Probing the footage Relic's showing, one screen sticks out: a portrait of a marine with three attribute bars, a level count, and various other notes. But Dunn is quick to close that off to immediate interpretation. "The whole purpose of that is just to point out the idea that there are RPG elements," he says. "The design is not complete at this point, so which attributes are being upgraded and which pieces of wargear you're going to have aren't [set], but the idea is that through the canon, through the universe, the idea of the space marines and upgrading their armour and their weapons and the customisation of the gear for your character is really important within that universe, and that's something that's really important to this game as well." Whether you start off with a character and then mould him, or roll your own character, is unknown.

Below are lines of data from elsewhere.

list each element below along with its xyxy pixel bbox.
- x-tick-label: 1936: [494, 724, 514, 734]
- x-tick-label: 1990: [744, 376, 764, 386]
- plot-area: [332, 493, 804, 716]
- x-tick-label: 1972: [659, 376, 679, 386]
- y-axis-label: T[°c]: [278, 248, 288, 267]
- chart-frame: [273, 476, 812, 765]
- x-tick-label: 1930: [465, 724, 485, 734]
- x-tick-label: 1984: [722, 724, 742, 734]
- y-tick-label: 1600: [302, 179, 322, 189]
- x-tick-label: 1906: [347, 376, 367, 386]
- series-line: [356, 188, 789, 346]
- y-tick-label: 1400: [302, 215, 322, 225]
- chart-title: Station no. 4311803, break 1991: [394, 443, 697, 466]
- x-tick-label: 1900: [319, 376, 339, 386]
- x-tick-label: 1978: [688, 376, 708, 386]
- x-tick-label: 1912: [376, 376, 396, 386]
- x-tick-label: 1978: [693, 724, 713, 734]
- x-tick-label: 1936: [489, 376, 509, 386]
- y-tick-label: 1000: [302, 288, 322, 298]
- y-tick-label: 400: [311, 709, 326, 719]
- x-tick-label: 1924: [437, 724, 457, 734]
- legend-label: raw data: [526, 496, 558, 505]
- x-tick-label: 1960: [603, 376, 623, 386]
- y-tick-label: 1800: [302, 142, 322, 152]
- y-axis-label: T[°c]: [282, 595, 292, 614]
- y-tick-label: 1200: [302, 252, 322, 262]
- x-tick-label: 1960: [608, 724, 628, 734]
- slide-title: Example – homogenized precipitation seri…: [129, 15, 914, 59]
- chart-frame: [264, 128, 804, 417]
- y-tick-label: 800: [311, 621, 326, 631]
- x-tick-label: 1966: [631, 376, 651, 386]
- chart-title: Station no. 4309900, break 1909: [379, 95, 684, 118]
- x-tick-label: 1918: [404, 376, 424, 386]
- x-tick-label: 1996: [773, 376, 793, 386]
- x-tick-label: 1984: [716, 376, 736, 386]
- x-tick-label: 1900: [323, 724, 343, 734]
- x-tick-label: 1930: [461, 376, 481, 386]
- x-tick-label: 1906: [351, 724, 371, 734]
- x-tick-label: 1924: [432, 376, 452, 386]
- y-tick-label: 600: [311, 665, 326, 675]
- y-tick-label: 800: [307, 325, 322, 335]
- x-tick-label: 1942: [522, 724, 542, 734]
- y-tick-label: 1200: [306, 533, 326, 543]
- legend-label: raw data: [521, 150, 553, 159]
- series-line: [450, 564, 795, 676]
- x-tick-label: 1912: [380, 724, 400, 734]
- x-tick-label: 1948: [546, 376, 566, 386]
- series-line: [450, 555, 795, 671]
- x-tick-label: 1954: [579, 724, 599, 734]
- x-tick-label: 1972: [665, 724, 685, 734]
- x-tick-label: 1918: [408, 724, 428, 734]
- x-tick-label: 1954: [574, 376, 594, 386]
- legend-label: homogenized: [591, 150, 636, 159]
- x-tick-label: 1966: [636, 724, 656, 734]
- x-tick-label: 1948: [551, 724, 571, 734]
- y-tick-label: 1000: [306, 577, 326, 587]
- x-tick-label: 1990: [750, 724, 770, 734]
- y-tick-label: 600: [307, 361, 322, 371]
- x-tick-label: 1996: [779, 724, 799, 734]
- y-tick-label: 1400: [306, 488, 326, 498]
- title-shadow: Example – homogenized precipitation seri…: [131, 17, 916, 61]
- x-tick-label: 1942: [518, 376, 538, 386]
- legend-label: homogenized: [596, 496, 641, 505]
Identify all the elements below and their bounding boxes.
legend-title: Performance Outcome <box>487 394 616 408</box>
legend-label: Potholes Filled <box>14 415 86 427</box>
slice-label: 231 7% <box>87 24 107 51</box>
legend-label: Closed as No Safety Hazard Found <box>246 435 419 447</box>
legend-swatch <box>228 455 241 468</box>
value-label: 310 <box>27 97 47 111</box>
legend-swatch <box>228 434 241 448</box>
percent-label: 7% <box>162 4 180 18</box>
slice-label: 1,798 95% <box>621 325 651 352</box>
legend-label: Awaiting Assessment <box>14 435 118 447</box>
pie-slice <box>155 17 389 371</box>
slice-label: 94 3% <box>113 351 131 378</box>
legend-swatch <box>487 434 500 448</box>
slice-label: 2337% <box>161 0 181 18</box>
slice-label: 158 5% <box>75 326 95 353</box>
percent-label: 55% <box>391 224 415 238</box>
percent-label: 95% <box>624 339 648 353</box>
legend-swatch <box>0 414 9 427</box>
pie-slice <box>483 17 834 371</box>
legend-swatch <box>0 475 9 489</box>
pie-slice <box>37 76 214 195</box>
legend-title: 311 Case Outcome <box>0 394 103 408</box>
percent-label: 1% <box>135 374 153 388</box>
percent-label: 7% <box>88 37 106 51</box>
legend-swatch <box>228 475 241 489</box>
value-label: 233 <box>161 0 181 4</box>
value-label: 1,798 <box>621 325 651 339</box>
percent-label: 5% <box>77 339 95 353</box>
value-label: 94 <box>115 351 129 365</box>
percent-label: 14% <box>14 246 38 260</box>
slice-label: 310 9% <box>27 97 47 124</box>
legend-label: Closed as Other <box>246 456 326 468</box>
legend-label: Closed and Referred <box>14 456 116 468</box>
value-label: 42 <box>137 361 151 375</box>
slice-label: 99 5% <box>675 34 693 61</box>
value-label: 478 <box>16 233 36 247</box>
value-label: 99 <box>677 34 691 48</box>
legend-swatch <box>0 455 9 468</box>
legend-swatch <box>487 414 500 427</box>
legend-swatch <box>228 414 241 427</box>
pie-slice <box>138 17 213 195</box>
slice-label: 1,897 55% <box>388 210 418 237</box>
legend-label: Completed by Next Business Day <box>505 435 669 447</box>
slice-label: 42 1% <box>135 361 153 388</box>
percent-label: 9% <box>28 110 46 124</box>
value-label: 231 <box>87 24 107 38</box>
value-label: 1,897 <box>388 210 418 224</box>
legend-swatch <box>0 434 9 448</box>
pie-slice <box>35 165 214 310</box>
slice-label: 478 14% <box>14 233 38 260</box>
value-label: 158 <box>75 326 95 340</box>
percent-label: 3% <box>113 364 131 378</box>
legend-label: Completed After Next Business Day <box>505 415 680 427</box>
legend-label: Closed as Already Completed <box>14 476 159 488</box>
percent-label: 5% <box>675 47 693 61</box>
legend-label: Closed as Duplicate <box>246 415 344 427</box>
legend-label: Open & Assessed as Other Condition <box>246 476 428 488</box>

The nature of the combat is also a secret at this point, beyond what you can see for yourself. I ask about combo systems, special attacks and level design, among other things, but McFarlane and Dunn are guarded. "This is not like a Rainbow Six kind of squad or strategy thing," McFarlane will say. "It's high action. We call it 'RPG lite', you know - heavy on the action."
With four characters in the on-screen squad, Space Marine is obvious fodder for drop-in co-operative play, although Relic will only say that it's experimenting with multiplayer options - competitive and co-op. "We want this game to be playable with friends," says McFarlane. "It's a big focus."
One thing it's not doing though is a PC version, and Dunn gives the impression that in the same way THQ didn't feel Dawn of War was a good enough fit for console to warrant a port, it doesn't see Space Marine as a game fit for PC. "It's like, if God of War was on the PC, what kind of an experience would that be?" says Dunn. "And I think it's our idea that it wouldn't be the ideal experience. You could probably make it work, but it's not where the beat is and where the strength of the platform is, so instead of washing the game out so it's appropriate for multiple platforms, it's about building the game to the specific platforms that we want."
And for the moment, that's it. Our first glimpse of Space Marine ends as the orks set off a nuclear weapon on the horizon, hyping their troops in the foreground into a frenzy. The Ultramarines brace themselves against the onrushing wind and raise their weapons under the imperial standard, before diving back into battle and splashing ork blood into the waves of rolling dust. "What we really wanted to capture with this game is the violent, gritty nature of the Warhammer universe," says McFarlane. "This universe is constantly at war."
Although the vast majority of details are still to be revealed - and perhaps even still to be decided - the footage so far attests to that, spilling blood with abandon. And even with so many unknowns, Relic's devotion to the canon, and past work on Dawn of War, will write Space Marine onto a lot of most-wanted lists.
Warhammer 40,000: Space Marine is due out for PS3 and Xbox 360. There's no release date yet, but THQ told us "not this year".